Upstate New York To Upstate Manhattan

Is it worth it?

That’s the question everyone seems to be asking about The New York Move, which, if you’re a twenty-something college graduate from somewhere in the Northeast, is all but a given at some point. And if any of the Op-Eds that have poured through my Gmail and Facebook over the past couple of years are to be believed, the answer is a resounding “No.”

If there’s anything to be learned by reading the news, both from large print outlets and hip internet publications, it’s that finding a non-food service job as a recent college graduate is about as likely as meeting a talking badger. The odds get even worse if your degree happens to be from a liberal arts college, and worst of all if your major had “studies” in its name. That moving to Brooklyn is for insufferable hipsters and wannabe artists who will choke on their dreams and eventually run home, tails between their legs. That moving to Manhattan is for the effete overprivileged. Move to a nice neighborhood and you’re an overly socially advantaged yuppie; move to a not-so-nice neighborhood and you’re a gentrifying hipster. Et cetera.

Most of the writing I’ve seen about young people moving to New York is officious, generalizing, and disparaging. And yet somehow it’s still happening. People are still moving.

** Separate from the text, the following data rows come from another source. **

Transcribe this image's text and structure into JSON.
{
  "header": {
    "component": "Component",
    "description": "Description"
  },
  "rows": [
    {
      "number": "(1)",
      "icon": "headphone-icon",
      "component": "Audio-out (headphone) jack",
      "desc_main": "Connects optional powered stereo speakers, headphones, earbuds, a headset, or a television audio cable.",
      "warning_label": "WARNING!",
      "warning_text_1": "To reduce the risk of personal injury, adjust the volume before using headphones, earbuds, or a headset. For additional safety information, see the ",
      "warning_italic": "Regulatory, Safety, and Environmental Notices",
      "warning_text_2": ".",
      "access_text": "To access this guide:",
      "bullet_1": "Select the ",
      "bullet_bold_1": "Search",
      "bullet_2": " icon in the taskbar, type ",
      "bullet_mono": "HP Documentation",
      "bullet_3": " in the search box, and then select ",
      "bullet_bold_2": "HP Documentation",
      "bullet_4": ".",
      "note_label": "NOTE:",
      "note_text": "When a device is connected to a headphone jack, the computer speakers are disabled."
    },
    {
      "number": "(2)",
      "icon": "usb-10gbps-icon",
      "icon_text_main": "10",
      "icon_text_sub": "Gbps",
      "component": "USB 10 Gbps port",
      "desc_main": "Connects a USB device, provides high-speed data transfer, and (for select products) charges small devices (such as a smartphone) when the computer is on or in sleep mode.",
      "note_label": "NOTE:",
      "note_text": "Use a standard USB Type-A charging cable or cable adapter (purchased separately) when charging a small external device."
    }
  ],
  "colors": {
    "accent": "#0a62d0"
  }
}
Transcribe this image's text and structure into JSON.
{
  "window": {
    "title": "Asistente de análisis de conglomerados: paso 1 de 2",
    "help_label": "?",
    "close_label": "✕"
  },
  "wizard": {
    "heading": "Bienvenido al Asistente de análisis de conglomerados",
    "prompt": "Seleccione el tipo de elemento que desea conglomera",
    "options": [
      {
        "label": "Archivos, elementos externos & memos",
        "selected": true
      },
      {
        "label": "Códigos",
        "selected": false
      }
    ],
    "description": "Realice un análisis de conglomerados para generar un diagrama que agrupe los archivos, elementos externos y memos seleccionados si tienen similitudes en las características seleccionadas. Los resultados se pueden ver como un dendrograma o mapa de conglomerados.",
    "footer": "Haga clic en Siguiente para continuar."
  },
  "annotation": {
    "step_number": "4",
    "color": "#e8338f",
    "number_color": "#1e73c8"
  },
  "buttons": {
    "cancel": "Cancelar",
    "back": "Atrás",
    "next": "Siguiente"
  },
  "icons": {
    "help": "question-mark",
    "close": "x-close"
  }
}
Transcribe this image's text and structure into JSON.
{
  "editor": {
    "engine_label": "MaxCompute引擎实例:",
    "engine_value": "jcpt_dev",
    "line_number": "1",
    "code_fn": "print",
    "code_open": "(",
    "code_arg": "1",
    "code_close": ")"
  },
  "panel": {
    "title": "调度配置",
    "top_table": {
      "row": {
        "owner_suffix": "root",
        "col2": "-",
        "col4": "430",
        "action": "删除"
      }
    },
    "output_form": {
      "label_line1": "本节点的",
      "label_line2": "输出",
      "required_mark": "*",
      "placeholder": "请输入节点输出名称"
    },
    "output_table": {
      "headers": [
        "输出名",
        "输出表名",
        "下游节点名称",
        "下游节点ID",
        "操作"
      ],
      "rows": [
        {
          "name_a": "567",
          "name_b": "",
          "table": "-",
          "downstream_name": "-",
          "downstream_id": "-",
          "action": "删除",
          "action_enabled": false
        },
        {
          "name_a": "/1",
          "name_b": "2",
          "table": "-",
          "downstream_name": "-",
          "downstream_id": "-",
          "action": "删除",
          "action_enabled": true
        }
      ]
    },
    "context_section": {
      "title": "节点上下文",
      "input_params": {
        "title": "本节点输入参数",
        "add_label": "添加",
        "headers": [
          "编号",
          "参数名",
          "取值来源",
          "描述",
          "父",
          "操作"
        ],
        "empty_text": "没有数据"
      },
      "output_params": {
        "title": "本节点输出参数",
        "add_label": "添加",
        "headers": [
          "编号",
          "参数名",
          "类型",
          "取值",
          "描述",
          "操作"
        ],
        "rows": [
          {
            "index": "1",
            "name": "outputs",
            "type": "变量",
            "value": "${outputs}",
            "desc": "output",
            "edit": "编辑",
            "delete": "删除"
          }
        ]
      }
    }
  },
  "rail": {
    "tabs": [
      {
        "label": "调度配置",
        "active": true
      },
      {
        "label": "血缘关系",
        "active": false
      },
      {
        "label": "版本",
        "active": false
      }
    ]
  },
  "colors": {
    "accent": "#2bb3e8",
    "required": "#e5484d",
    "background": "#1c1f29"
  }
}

As a 21-year-old who just graduated from a liberal arts college with a major that had “studies” in the name, it’s impossible not to feel the weight of those trends, stereotypes, and expectations. But I went anyway, not because I was chasing artist dreams or wanted to work in a skyscraper or run into Tina Fey on the street, but just because it seemed like a good thing to do.

The first moments, without an apartment or a job, seemed particularly hopeless. But after a couple weeks of scurrying and hustling, pounding pavement and filling out paperwork and getting all the mileage I could out of my one skirt suit, I found myself in a lovely third-floor walkup with a couple of friends at the tip-top of Washington Heights, an area so distant from the rest of the city that it’s sometimes referred to as Upstate Manhattan. And with a job that requires me to wear business attire and sit at a desk.

In the past month, I have learned about anti-money laundering laws and gone to a CD release party for a musician who was unable to attend his release party because he was in prison for murdering a music promoter. I have eaten ceviche on a hot summer night and gotten delicious, cheap Dominican delivery from El Malecon. I have gotten into conversations in German and Italian on the street. I have gotten asked for directions by tourists and occasionally been able to give them. I have discovered that there are hills in Manhattan, and in one case an actual cliff. I have laughed into the night with old friends and new. Walking down the East River esplanade at night, watching the particular eddies in the water and the lantern-like trail of lights demarcating the 59th Street bridge, like when you really notice someone for the first time, I thought: “I think I may be in love.”

So, is it worth it? Yes, so far, I think so.

I’ll be reporting from New York, avoiding generalizations and officiousness as much as I can help it. One person’s account of this behemoth, eccentric city.